After the great and fun Unconference in honour of Elmine’s birthday last Friday and Saturday, bringing me new insights and ideas, this week too will be stuffed with learning.

Today and tomorrow I will participate in Dave Snowden’s Cognitive Edge course on complexity, embracing uncertainty, business narratives, and sense making through human networked information filtering. I have been looking forward to this a lot. Ever since 2003 I have been using bits and pieces of Dave Snowden’s work in my take on knowledge work, learning and innovation, after hearing him speak at a KM conference. But it would be useful to hear a more complete story from Dave Snowden and see how his thinking as evolved, as well as what kind of tool set he has build around it.

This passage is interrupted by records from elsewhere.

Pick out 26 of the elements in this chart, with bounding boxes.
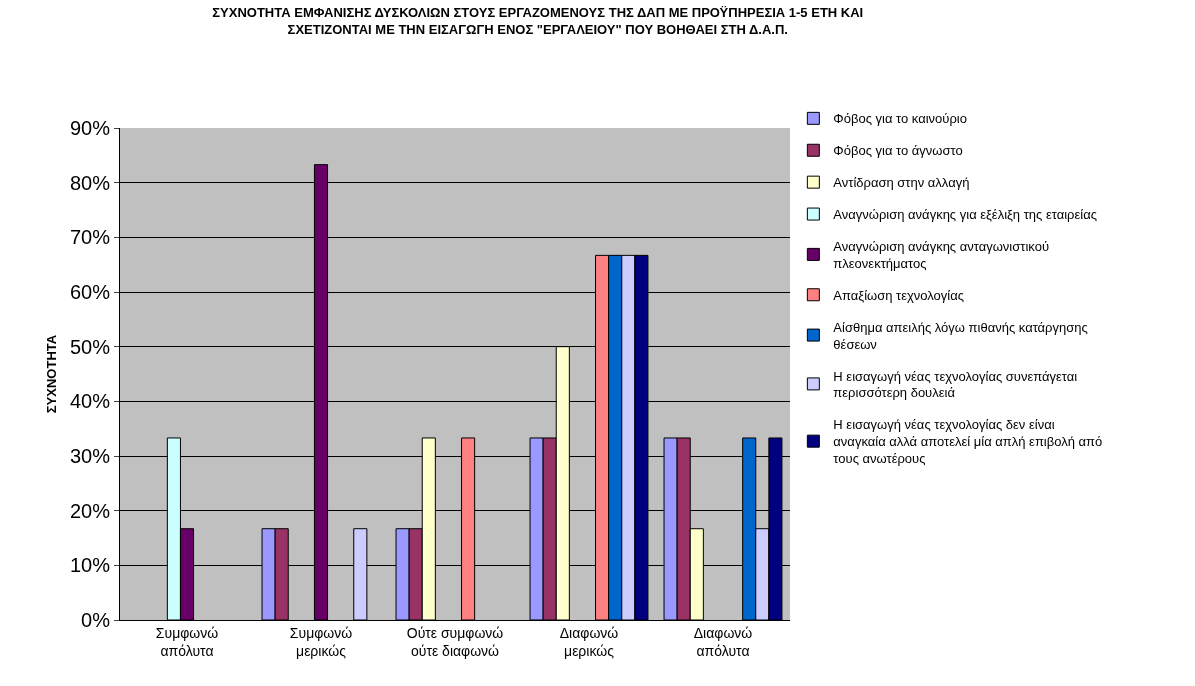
y-tick-label: 10% — [69, 554, 111, 577]
legend-label: Η εισαγωγή νέας τεχνολογίας συνεπάγεται περισσότερη δουλειά — [833, 368, 1078, 401]
y-tick-label: 70% — [69, 226, 111, 249]
legend-label: Αίσθημα απειλής λόγω πιθανής κατάργησης θέσεων — [833, 319, 1088, 352]
x-tick-label: Διαφωνώ απόλυτα — [693, 624, 753, 659]
legend-label: Αναγνώριση ανάγκης ανταγωνιστικού πλεονεκτήματος — [833, 239, 1049, 271]
x-tick-label: Ούτε συμφωνώ ούτε διαφωνώ — [406, 624, 504, 659]
y-tick-label: 90% — [69, 117, 111, 139]
legend-label: Αντίδραση στην αλλαγή — [833, 175, 970, 191]
legend-label: Φόβος για το άγνωστο — [833, 143, 963, 159]
x-tick-label: Συμφωνώ μερικώς — [289, 624, 353, 659]
x-tick-label: Διαφωνώ μερικώς — [559, 624, 619, 659]
y-tick-label: 0% — [81, 609, 111, 631]
x-tick-label: Συμφωνώ απόλυτα — [155, 624, 219, 659]
y-tick-label: 60% — [69, 281, 111, 303]
legend-label: Αναγνώριση ανάγκης για εξέλιξη της εταιρείας — [833, 207, 1097, 223]
y-tick-label: 40% — [69, 390, 111, 413]
y-tick-label: 20% — [69, 499, 111, 522]
chart-title: ΣΥΧΝΟΤΗΤΑ ΕΜΦΑΝΙΣΗΣ ΔΥΣΚΟΛΙΩΝ ΣΤΟΥΣ ΕΡΓΑΖΟΜΕΝΟΥΣ ΤΗΣ ΔΑΠ ΜΕ ΠΡΟΫΠΗΡΕΣΙΑ 1-5 ΕΤΗ ΚΑΙ ΣΧΕΤΙΖΟΝΤΑΙ ΜΕ ΤΗΝ ΕΙΣΑΓΩΓΗ ΕΝΟΣ "ΕΡΓΑΛΕΙΟΥ" ΠΟΥ ΒΟΗΘΑΕΙ ΣΤΗ Δ.Α.Π. — [212, 5, 864, 38]
legend-label: Απαξίωση τεχνολογίας — [833, 287, 964, 303]
y-tick-label: 80% — [69, 171, 111, 194]
y-axis-title: ΣΥΧΝΟΤΗΤΑ — [43, 334, 59, 414]
y-tick-label: 30% — [69, 445, 111, 467]
legend-label: Φόβος για το καινούριο — [833, 111, 967, 127]
y-tick-label: 50% — [69, 335, 111, 358]
legend-label: Η εισαγωγή νέας τεχνολογίας δεν είναι αναγκαία αλλά αποτελεί μία απλή επιβολή από τους ανωτέρους — [833, 417, 1103, 467]
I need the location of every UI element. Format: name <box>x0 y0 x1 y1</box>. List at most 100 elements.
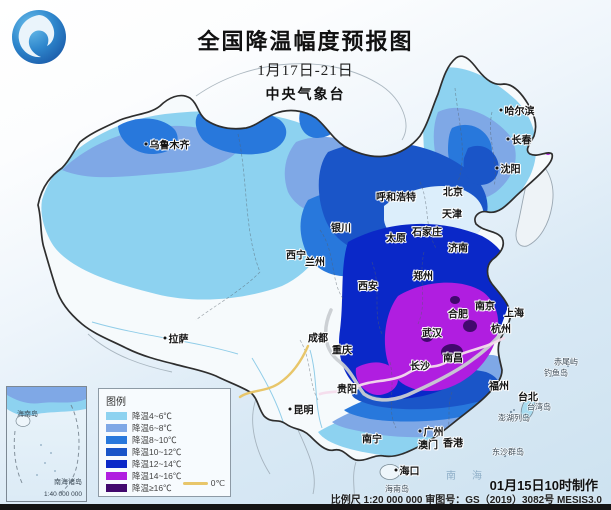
legend-item: 降温14~16℃ <box>106 470 224 482</box>
city-name: 海口 <box>399 466 420 478</box>
inset-scale: 1:40 000 000 <box>44 491 82 498</box>
inset-islands-label: 南海诸岛 <box>54 479 82 486</box>
city-label: 银川 <box>331 220 351 235</box>
city-name: 西宁 <box>286 250 306 262</box>
city-name: 南宁 <box>362 434 382 446</box>
city-label: 石家庄 <box>412 224 442 239</box>
geo-label: 钓鱼岛 <box>544 368 568 378</box>
legend-color-swatch <box>106 436 127 444</box>
legend-item: 降温≥16℃ <box>106 482 224 494</box>
city-dot <box>499 108 503 112</box>
city-label: 乌鲁木齐 <box>144 137 190 152</box>
city-label: 郑州 <box>413 268 433 283</box>
city-name: 福州 <box>489 381 509 393</box>
legend-color-swatch <box>106 460 127 468</box>
korea-peninsula <box>515 157 554 247</box>
south-china-sea-label: 南海 <box>446 471 498 482</box>
city-name: 南京 <box>475 301 495 313</box>
legend-color-swatch <box>106 472 127 480</box>
city-label: 武汉 <box>422 325 442 340</box>
city-label: 呼和浩特 <box>376 189 416 204</box>
map-scale-and-approval: 比例尺 1:20 000 000 审图号：GS（2019）3082号 MESIS… <box>330 495 602 506</box>
city-label: 澳门 <box>418 437 438 452</box>
city-dot <box>288 407 292 411</box>
city-name: 北京 <box>443 187 463 199</box>
city-name: 重庆 <box>332 345 352 357</box>
city-label: 成都 <box>308 330 328 345</box>
city-name: 成都 <box>308 333 328 345</box>
zero-line-label: 0℃ <box>210 478 225 488</box>
legend-item: 降温10~12℃ <box>106 446 224 458</box>
city-label: 南宁 <box>362 431 382 446</box>
small-islands <box>503 365 569 458</box>
city-name: 上海 <box>504 308 524 320</box>
legend-item-label: 降温12~14℃ <box>132 459 182 469</box>
legend-item-label: 降温8~10℃ <box>132 435 177 445</box>
city-label: 香港 <box>443 435 463 450</box>
legend-color-swatch <box>106 484 127 492</box>
legend-item-label: 降温6~8℃ <box>132 423 172 433</box>
city-label: 北京 <box>443 184 463 199</box>
city-name: 贵阳 <box>337 384 357 396</box>
city-name: 兰州 <box>305 257 325 269</box>
city-name: 西安 <box>358 281 378 293</box>
city-name: 石家庄 <box>412 227 442 239</box>
city-label: 合肥 <box>448 306 468 321</box>
city-label: 南昌 <box>443 350 463 365</box>
city-name: 香港 <box>443 438 463 450</box>
national-border <box>37 55 554 462</box>
zero-line-legend: 0℃ <box>182 478 225 489</box>
city-label: 济南 <box>448 240 468 255</box>
inset-hainan-label: 海南岛 <box>17 411 38 418</box>
city-label: 哈尔滨 <box>499 103 535 118</box>
city-name: 天津 <box>442 209 462 221</box>
city-label: 广州 <box>418 424 444 439</box>
geo-label: 东沙群岛 <box>492 447 524 457</box>
city-label: 海口 <box>394 463 420 478</box>
city-label: 贵阳 <box>337 381 357 396</box>
legend-color-swatch <box>106 412 127 420</box>
city-label: 太原 <box>386 230 406 245</box>
legend-item-label: 降温≥16℃ <box>132 483 172 493</box>
city-name: 杭州 <box>491 324 511 336</box>
city-label: 拉萨 <box>163 331 189 346</box>
geo-label: 海南岛 <box>385 484 409 494</box>
white-contour-line <box>318 336 506 396</box>
legend-color-swatch <box>106 424 127 432</box>
city-name: 长沙 <box>410 361 430 373</box>
city-dot <box>163 336 167 340</box>
grey-contour-line <box>323 308 505 402</box>
city-label: 昆明 <box>288 402 314 417</box>
city-dot <box>506 137 510 141</box>
city-name: 合肥 <box>448 309 468 321</box>
dragon-swirl-icon <box>18 15 55 58</box>
city-name: 呼和浩特 <box>376 192 416 204</box>
legend-item: 降温4~6℃ <box>106 410 224 422</box>
legend-item-label: 降温14~16℃ <box>132 471 182 481</box>
city-name: 长春 <box>511 135 532 147</box>
legend-item-label: 降温10~12℃ <box>132 447 182 457</box>
city-label: 台北 <box>518 389 538 404</box>
city-label: 天津 <box>442 206 462 221</box>
inset-map <box>7 387 86 496</box>
city-name: 哈尔滨 <box>504 106 535 118</box>
geo-label: 赤尾屿 <box>554 357 578 367</box>
city-label: 长沙 <box>410 358 430 373</box>
city-dot <box>394 468 398 472</box>
city-name: 太原 <box>386 233 406 245</box>
zero-line-sample <box>182 482 208 485</box>
taiwan-island <box>520 396 536 420</box>
city-label: 西安 <box>358 278 378 293</box>
city-label: 杭州 <box>491 321 511 336</box>
creation-time: 01月15日10时制作 <box>489 478 598 493</box>
city-name: 武汉 <box>422 328 442 340</box>
city-dot <box>144 142 148 146</box>
city-label: 南京 <box>475 298 495 313</box>
city-label: 沈阳 <box>495 161 521 176</box>
legend-item: 降温6~8℃ <box>106 422 224 434</box>
bottom-frame-bar <box>0 504 611 510</box>
city-label: 兰州 <box>305 254 325 269</box>
geo-label: 澎湖列岛 <box>498 413 530 423</box>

Next week will see the start of George Siemens and Stephen Downes‘s on-line course on Connectivism. Both George Siemens and Stephen Downes have been part of my on-line neighbourhood for a long time, and their views on learning resonate with me very much. Connectivism makes up a big part of how I have constructed my basic information gathering and sense making process through social filtering. Now they are doing an on-line course, as part of the curriculum of the University of Manitoba. It seems already more than 1600 people from around the globe have signed up for it. Check the course blog and course wiki for more info. This course will run almost until December, and promises to be very exciting. Both Elmine and I will be taking part, and it will be fun to see our different routes and takes on this as the course develops over the coming 12 weeks.

(Cross posted from Elmine and my newly opened Bookblog.)

I have been following George Siemens through his blog in the past years. Last fall his book Knowing Knowledge was published and I was asked by a Dutch association for e-learning, to review the book, shortly before it went to the presses. This review has been published in Dutch as well as English, so you can have a read over there. In the book he explains what he calls Connectivism as a learning strategy.

Suffice to say here that what Siemens identifies as the list of skills one needs to deal with the massive abundance of information and knowledge fits completely with my own thinking on dealing with information overload and the shifting nature of knowledge work. A worthwile book. And while you’re at it, have a look a these videoclips as well.

Summing up Connectivism: Knowledge now means to be connected, learning now is connecting and building networks.
The book can also be downloaded for free. The illustrations are available through Flickr. But I find that owning it helps, as the format invites consulting it often, browsing and jumping back and forth. Not so easily done on screen. Discussion is invited on the Knowing Knowledge website.
Also there is currently an on-line conference underway with daily interesting presentations. Sheets and recordings are available as well, as well as discussion.